The response of a system is given by

x\left(t\right) =0.003 \cos \left(30t \right)+0.004\sin \left(30t \right)m          (a)

Determine (a) the amplitude of motion, (b) the period of motion, (c) the frequency in Hz, (d) the frequency in rad/s, (e) the frequency in rpm, (f ) the phase angle, and (g) the response in the form of Equation (1.12)

Step-by-Step

Verified Solution

(a) The amplitude is given by Equation (1.13) which results in

X=\sqrt{0.003^{2}+0.004^{2}  } m =0.005m          (b)

(b) The period of motion is

T=\frac{2\pi }{30}s+0.209s      (c)

(c) The frequency in hertz is

f=\frac{1}{T} =\frac{1}{0.209 s}=4.77 Hz          (d)

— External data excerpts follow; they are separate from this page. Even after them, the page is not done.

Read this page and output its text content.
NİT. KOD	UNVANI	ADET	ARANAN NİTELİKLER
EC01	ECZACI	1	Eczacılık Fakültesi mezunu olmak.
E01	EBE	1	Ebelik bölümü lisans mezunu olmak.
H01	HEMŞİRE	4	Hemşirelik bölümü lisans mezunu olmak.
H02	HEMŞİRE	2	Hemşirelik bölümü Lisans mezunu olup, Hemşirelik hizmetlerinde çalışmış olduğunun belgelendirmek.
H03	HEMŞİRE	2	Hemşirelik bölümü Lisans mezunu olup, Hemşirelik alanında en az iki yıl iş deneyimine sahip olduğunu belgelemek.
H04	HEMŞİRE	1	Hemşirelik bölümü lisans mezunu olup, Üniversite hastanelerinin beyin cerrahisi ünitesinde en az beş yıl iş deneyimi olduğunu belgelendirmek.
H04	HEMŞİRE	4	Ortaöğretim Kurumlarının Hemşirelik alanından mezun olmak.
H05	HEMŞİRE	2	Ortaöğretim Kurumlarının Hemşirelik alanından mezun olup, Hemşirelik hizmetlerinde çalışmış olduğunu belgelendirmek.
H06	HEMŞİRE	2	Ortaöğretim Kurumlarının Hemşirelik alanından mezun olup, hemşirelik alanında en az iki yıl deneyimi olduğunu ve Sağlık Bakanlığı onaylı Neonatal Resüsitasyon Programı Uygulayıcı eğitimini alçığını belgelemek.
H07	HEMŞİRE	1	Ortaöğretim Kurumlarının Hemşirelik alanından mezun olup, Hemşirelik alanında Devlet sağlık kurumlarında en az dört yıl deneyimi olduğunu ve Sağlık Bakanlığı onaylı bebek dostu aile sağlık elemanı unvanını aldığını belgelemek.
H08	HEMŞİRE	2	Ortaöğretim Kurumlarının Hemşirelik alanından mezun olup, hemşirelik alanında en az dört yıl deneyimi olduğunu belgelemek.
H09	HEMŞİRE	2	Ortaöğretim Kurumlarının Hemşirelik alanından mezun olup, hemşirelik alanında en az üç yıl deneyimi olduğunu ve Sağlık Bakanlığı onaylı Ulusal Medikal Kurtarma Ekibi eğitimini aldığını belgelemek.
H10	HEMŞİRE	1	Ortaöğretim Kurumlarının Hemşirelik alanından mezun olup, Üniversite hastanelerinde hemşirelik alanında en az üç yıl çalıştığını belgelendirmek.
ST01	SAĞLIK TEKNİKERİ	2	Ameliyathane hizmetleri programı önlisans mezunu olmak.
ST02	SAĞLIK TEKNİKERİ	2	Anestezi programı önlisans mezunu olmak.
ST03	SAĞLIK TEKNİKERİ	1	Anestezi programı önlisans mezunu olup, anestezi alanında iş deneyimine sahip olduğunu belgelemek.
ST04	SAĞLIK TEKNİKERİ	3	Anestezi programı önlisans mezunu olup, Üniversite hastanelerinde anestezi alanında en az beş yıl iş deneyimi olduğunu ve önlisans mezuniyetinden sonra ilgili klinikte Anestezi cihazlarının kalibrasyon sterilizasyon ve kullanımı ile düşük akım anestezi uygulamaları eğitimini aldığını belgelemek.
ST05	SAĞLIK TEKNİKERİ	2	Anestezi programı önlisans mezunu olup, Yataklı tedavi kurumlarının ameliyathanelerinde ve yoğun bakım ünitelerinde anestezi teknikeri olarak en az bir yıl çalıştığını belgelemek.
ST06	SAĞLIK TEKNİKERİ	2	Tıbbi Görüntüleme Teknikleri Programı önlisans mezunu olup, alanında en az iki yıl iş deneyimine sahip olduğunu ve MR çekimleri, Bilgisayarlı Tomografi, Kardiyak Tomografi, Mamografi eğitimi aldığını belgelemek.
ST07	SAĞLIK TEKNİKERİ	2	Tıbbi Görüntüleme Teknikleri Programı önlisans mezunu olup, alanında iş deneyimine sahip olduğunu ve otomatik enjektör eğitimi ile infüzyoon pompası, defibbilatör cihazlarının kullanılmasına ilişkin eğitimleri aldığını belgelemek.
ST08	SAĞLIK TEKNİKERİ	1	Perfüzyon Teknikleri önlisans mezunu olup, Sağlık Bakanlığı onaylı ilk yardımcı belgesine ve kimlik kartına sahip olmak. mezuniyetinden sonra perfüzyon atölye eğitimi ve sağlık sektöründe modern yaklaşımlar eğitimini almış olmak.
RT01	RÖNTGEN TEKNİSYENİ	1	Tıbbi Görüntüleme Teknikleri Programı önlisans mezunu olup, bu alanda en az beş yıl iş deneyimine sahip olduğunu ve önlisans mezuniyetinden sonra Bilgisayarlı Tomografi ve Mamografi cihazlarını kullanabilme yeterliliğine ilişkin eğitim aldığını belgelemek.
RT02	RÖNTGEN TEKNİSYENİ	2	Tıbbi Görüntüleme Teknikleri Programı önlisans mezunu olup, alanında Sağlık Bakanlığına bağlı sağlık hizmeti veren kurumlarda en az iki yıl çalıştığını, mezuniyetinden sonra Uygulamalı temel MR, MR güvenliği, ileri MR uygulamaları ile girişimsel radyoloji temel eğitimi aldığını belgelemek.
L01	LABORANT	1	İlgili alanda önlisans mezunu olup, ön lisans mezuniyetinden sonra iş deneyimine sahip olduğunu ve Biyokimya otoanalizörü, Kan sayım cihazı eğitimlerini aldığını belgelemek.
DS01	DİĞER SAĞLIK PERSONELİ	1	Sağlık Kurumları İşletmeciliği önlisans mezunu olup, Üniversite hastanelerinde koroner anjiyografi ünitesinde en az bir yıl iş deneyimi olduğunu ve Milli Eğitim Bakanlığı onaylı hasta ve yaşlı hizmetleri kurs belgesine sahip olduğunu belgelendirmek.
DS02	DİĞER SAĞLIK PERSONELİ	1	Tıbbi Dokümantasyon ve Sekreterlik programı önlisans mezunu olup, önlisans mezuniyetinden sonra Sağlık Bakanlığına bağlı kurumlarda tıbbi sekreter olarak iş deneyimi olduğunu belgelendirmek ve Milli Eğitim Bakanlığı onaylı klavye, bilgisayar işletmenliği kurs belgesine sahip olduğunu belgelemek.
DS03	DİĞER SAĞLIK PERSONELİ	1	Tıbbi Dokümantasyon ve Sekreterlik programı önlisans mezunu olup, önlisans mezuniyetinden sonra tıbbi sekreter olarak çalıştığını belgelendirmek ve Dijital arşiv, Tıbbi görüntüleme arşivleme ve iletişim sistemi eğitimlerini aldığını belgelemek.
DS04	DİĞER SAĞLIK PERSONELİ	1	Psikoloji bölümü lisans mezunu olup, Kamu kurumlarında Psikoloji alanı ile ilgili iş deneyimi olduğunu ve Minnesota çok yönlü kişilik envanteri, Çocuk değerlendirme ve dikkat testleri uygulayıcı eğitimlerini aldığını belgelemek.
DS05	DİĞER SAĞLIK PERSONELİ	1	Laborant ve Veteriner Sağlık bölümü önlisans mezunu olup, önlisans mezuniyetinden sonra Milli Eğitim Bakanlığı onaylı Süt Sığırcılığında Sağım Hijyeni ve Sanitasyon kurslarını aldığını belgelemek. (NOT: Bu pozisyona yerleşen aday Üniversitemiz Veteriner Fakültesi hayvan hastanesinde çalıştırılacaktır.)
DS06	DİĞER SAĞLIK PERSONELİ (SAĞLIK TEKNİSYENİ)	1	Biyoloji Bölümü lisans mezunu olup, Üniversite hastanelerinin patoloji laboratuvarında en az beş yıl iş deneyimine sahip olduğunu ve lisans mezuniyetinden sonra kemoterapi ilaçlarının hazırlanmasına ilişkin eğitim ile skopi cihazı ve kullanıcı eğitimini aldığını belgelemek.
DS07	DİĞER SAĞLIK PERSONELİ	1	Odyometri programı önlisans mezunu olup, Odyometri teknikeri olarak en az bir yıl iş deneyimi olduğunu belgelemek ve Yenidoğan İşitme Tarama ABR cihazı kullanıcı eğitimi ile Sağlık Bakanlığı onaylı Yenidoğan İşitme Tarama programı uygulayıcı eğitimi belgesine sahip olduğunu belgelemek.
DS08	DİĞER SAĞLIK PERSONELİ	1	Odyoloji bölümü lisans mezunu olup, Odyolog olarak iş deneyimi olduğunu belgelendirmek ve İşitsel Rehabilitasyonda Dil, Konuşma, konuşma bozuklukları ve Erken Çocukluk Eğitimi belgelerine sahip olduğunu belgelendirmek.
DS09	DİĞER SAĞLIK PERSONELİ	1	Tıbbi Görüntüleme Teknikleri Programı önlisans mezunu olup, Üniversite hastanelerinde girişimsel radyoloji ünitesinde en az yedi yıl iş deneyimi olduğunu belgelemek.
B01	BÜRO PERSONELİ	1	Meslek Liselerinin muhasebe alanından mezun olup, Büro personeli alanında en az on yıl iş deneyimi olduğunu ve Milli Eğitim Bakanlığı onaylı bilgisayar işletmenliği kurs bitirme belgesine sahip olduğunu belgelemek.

(d) The frequency in rad/s is 

\omega =2\pi f=30  rad/s          (e)

(e) The frequency in revolutions per minute is

\omega =\left(20\frac{rad}{s} \right)\left(\frac{1rev}{2\pi  rad} \right)\left(\frac{60 s}{1 min} \right)  = 191.0  rpm          (f)

(f) The phase angle is

\phi =\tan ^{-1}\left( \frac{0.003}{0.004}\right) =0.643 rad          (g)

(g) Written in the form of Equation (1.12), the response is

x\left(t\right) =0.005\sin \left(30 t+0.643 \right)m          (h)

 

x\left(t\right) =X\sin \left(\omega t+\phi \right)          (1.12)

X=\sqrt{A^{2}+B^{ 2} }          (1.13)